Local Food Partners
Chewonki’s kitchen attempts to source as much locally grown food as our budget and short growing season will allow. About 35% of our food dollars are spent on products that are grown or produced in Maine, including the value of meat, eggs, dairy and produce from Chewonki’s farm. The kitchen’s root cellar can store up to 4000 pounds of fresh vegetables, which feed us from September until April. Our dairy produced over 1300 gallons of milk in 2013, most of which was pasteurized and bottled for consumption in our dining hall. Additionally, some milk went to making yogurt and cheese for the dining hall and Outdoor Classroom programs.
We try to minimize the use of highly processed foods, relying on our cooks’ creativity to prepare meals from scratch including most of our bread, soups, and an assortment of dishes that both challenge and comfort our diners.
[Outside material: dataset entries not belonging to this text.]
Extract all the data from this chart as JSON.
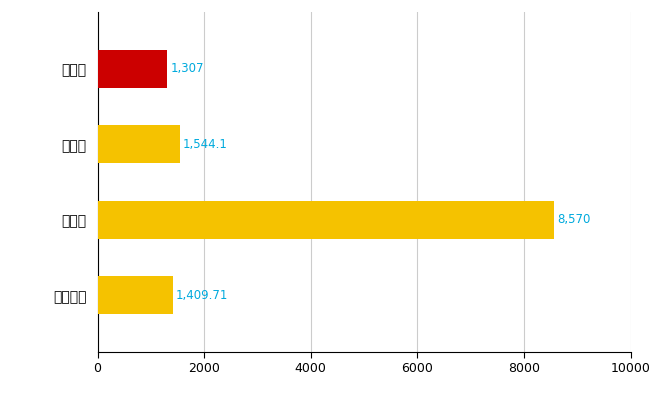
{
  "categories": [
    "雲仙市",
    "県平均",
    "県最大",
    "全国平均"
  ],
  "values": [
    1307,
    1544.1,
    8570,
    1409.71
  ],
  "bar_colors": [
    "#cc0000",
    "#f5c200",
    "#f5c200",
    "#f5c200"
  ],
  "value_labels": [
    "1,307",
    "1,544.1",
    "8,570",
    "1,409.71"
  ],
  "xlim": [
    0,
    10000
  ],
  "xticks": [
    0,
    2000,
    4000,
    6000,
    8000,
    10000
  ],
  "background_color": "#ffffff",
  "grid_color": "#cccccc",
  "label_color": "#00aadd",
  "label_fontsize": 8.5,
  "ytick_fontsize": 10,
  "xtick_fontsize": 9,
  "bar_height": 0.5
}
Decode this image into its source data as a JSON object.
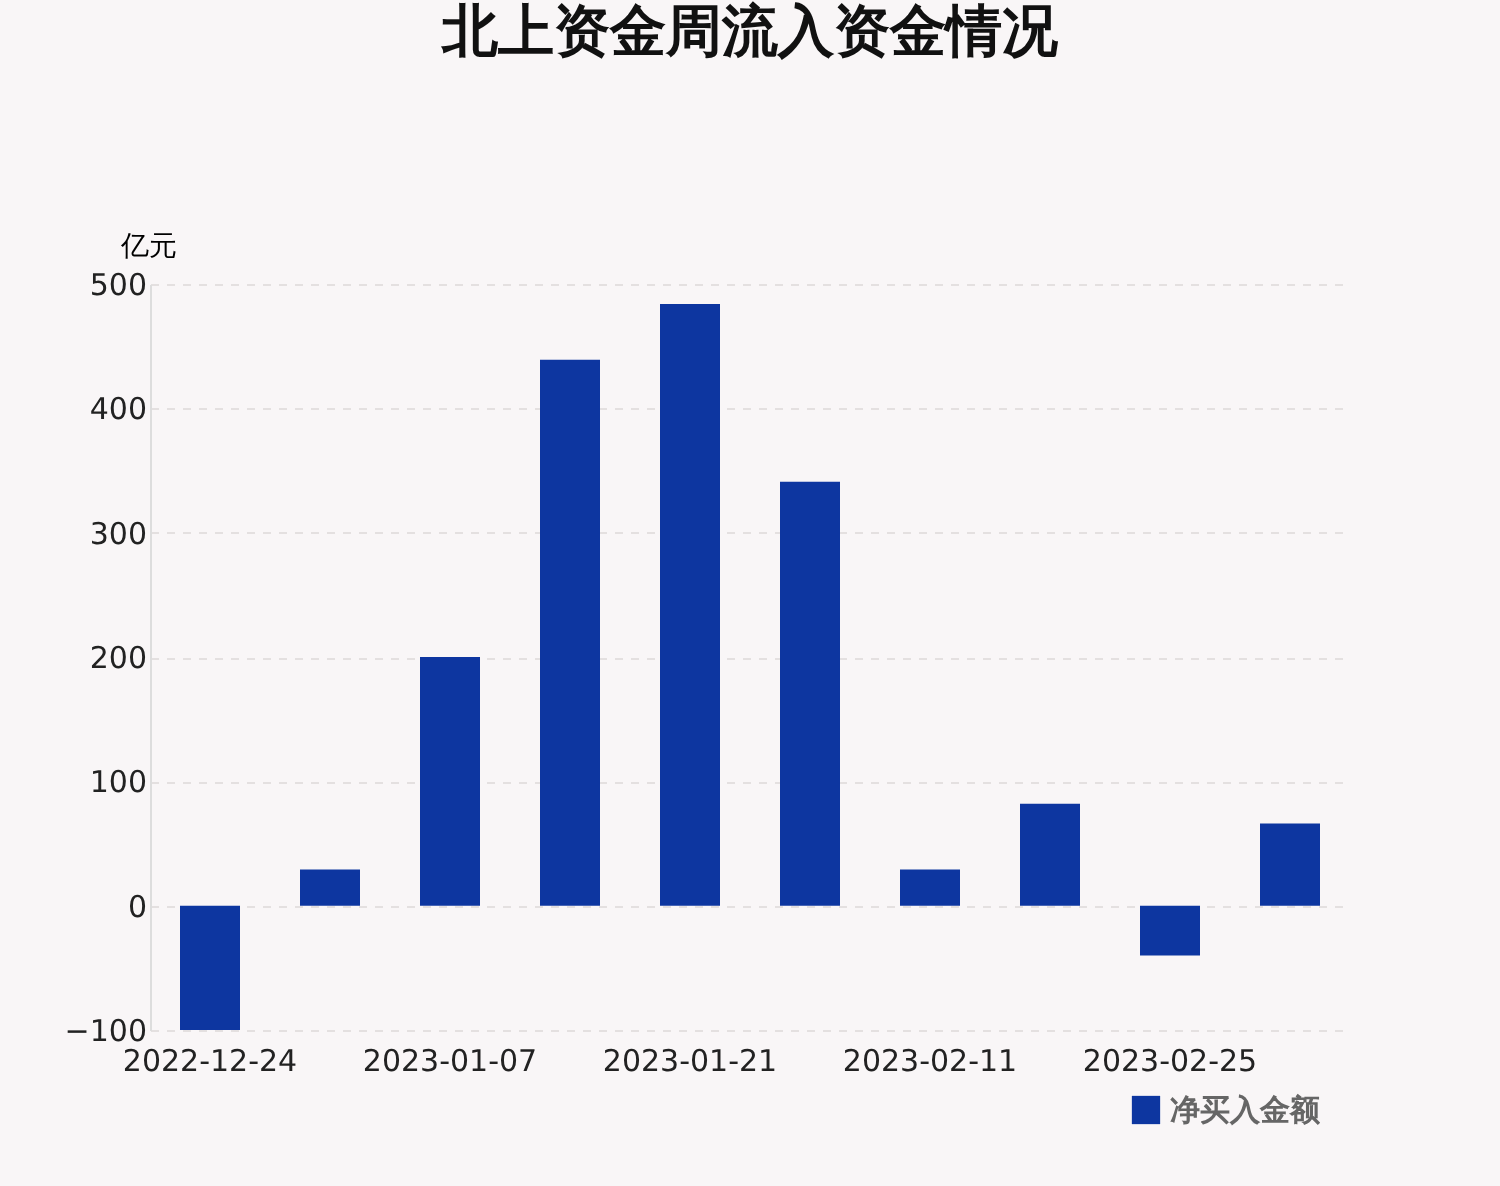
{
  "chart_data": {
    "type": "bar",
    "title": "北上资金周流入资金情况",
    "ylabel": "亿元",
    "categories": [
      "2022-12-24",
      null,
      "2023-01-07",
      null,
      "2023-01-21",
      null,
      "2023-02-11",
      null,
      "2023-02-25",
      null
    ],
    "series": [
      {
        "name": "净买入金额",
        "color": "#0d36a0",
        "values": [
          -100,
          29,
          200,
          439,
          484,
          341,
          29,
          82,
          -40,
          66
        ]
      }
    ],
    "ylim": [
      -100,
      500
    ],
    "yticks": [
      -100,
      0,
      100,
      200,
      300,
      400,
      500
    ],
    "grid": "y",
    "legend": "bottom right"
  }
}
Chewonki’s Outdoor Classroom and Wilderness Trips face the challenge of meeting our food systems goals without the aid of refrigeration while providing sufficient nutrition for people on the go.
Local Food Partners:
- Austin Moore: An independent farmer from Whitefield, ME, Austin supplies us with a variety of fruits and vegetables. This is a man who really enjoys growing food, and the results are astoundingly beautiful!
- Caldwell Farms: Located in Turner, ME, the Caldwells operate a family farm that supplements our beef production with their naturally raised animals. They have been in business for over 65 years.
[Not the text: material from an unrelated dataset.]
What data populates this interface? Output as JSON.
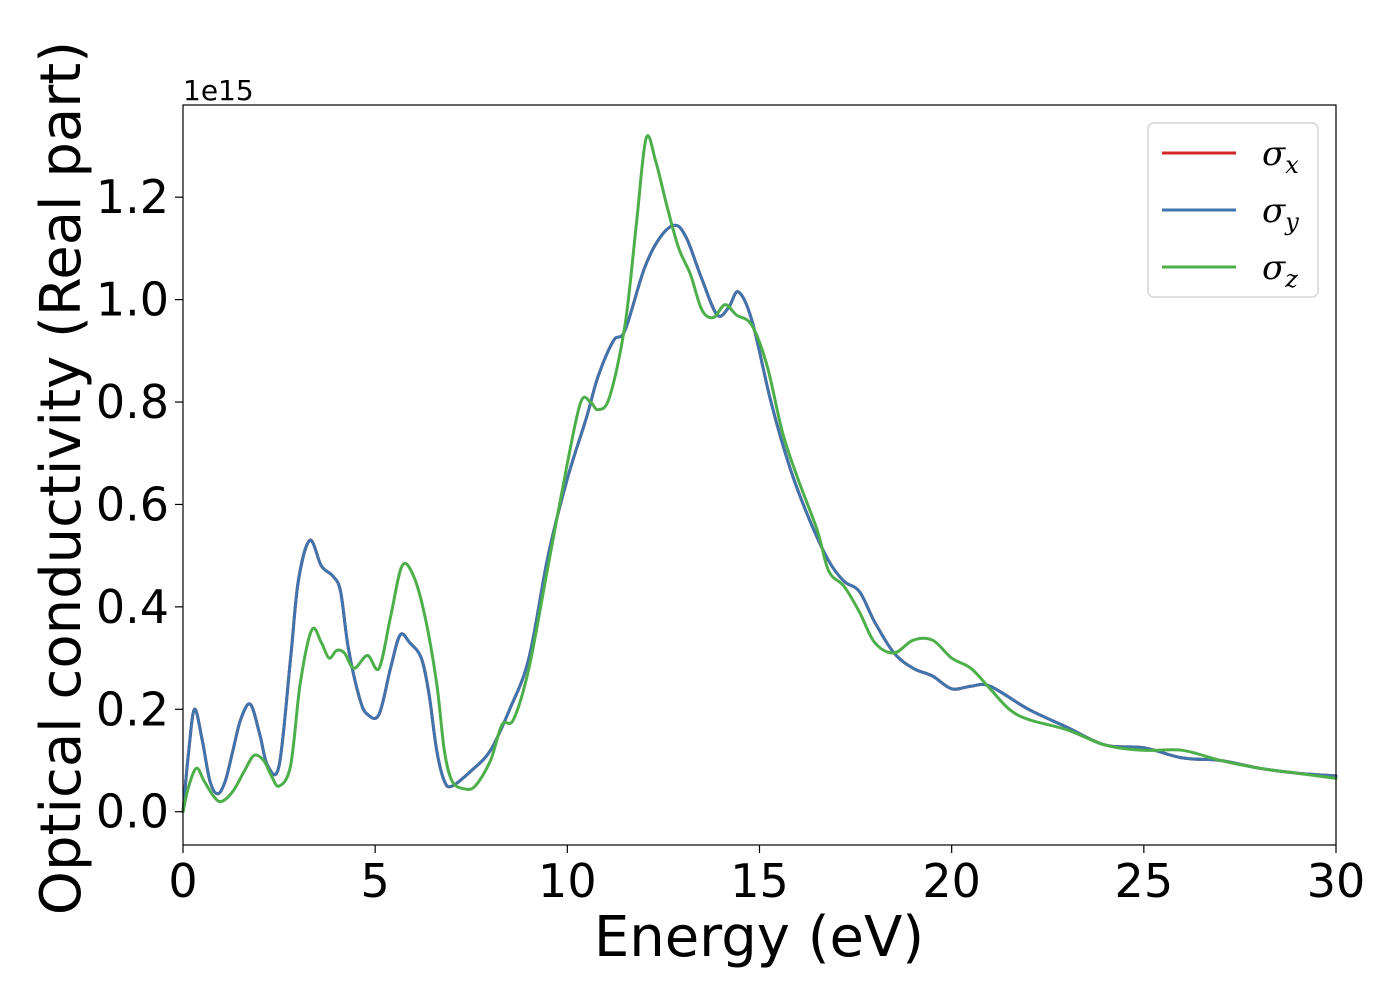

- Crown o’ Maine Organic Cooperative: A cooperative in North Vassalboro, Maine offering primarily organic, Maine produced foods, COMOC acts as a sales outlet for many small and medium sized growers and producers in the state.
- Fresh Start Farms/Cultivating Community: The Fresh Start farmers sell us produce throughout the growing season. All of our purchases benefit the farmers, who are socially disadvantaged immigrants from Somalia, Sudan and Central America.
- Goranson Farm: This true family farm in Dresden, Maine provides us with potatoes and other root crops. They have produce available at their farm stand for an astonishing (in Maine) 11 months out of the year as well as offering farm-raised meats.
- Chewonki’s Farm: The farm is the kitchen’s second largest supplier, providing just over $52,000 worth of vegetables, beef, pork, lamb, turkey, chicken, eggs, and milk to the kitchen in 2013. Students are integrated into every aspect of production on the farm.